We watched a couple of episodes of the 1976 BBC TV series 'Wings' last night, which is a drama about members of the RFC in 1915/16. So far we've just had the recruitment and training episodes, but they had a boxkite, BE2 and Avro 504 on screen, and they were all lovely. As I recall some of the later flying sequences were done with radio-controlled models where they couldn't get actual aircraft; no CGI in those days, kids. Anyway, we might watch a few more episodes and see how it goes; it's OK in a plodding BBC Sunday evening drama kind of way.
Afterwards I still found time to play a game of 'Spandau and Lewis'. This time I got ot the bombers; a trio of Friedrichshafen G.IIIs, escorted by a couple of Halberstadt CLII two-seaters.
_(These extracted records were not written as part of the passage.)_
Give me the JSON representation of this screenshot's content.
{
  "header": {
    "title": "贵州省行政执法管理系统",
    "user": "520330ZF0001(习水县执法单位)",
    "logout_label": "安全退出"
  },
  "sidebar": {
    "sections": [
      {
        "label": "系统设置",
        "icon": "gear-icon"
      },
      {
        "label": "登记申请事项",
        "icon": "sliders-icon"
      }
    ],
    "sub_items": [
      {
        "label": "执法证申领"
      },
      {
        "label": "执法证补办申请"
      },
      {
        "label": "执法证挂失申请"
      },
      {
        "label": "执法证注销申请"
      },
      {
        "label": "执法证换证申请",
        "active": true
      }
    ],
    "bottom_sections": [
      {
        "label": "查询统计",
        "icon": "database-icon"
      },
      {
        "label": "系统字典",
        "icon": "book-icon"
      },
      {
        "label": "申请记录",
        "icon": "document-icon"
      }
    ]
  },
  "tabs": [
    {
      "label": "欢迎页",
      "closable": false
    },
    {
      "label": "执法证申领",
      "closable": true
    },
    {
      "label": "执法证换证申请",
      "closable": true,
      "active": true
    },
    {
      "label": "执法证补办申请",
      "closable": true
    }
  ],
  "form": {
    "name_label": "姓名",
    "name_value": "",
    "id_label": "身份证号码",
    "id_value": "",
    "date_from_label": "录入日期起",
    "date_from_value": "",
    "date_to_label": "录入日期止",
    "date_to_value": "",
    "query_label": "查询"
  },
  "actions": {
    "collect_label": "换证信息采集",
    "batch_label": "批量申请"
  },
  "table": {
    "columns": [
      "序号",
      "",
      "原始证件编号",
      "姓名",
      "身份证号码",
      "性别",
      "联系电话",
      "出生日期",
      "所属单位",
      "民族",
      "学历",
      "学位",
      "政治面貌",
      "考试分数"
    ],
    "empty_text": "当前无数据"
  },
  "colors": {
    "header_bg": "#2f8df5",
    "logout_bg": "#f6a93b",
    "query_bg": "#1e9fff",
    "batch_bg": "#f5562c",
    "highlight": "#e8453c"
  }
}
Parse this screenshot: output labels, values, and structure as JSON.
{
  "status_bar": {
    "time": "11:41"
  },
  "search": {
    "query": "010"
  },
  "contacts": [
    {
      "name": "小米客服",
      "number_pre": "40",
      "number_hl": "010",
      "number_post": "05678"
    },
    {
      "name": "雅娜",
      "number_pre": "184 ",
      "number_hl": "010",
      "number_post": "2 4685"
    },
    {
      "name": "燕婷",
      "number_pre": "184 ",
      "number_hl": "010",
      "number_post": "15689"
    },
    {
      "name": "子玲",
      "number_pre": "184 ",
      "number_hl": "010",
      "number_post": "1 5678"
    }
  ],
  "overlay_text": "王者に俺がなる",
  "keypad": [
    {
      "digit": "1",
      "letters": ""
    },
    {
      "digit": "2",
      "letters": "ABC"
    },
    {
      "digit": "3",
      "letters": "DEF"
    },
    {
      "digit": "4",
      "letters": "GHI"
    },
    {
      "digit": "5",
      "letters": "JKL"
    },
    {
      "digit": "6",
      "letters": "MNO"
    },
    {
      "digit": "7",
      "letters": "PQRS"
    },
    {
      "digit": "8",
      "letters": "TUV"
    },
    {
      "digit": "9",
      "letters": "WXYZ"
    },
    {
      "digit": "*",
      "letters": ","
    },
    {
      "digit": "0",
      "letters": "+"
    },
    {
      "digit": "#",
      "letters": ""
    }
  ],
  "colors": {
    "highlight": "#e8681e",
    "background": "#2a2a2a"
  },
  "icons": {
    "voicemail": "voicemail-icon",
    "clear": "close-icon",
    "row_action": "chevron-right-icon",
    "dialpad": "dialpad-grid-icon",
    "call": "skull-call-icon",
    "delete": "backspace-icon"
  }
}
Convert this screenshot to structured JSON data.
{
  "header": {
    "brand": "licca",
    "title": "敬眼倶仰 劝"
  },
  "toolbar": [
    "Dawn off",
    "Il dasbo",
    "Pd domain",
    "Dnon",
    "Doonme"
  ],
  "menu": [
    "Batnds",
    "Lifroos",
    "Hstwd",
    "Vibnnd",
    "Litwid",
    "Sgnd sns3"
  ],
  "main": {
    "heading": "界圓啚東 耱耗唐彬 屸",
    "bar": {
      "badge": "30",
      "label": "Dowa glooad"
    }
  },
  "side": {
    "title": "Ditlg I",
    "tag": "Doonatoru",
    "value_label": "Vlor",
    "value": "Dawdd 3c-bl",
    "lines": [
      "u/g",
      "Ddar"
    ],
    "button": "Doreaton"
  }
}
In the distance you can see the Camels moving around to intercept the bombers.
The SE5s concentrated their fire on the lead bomber.
I used a 'rolling road' board for this game. When a plane exited off the target edge I moved everything back half a board, and did this twice to essentially double the length of the table. If anything was displaced off the back I counted them as having left the table and diced for their return on subsequent moves.
The changes to how observer guns fire worked quite well, with fire from the bombers less deadly than it's been in the past. A plane can risk a pass, but if they hang around too many bombers for any length of time then small accumulated hits will be a problem. The bombers are a pretty static target though. If a plane can get on their tail, it's hard to shake it off, so using the escorts effectively is essential (or bringing in support fire from other bombers). I assumed that the bombers were on a deadline, though, so they didn't manoeuvre that much; some of my issues may simply be scenario design ones.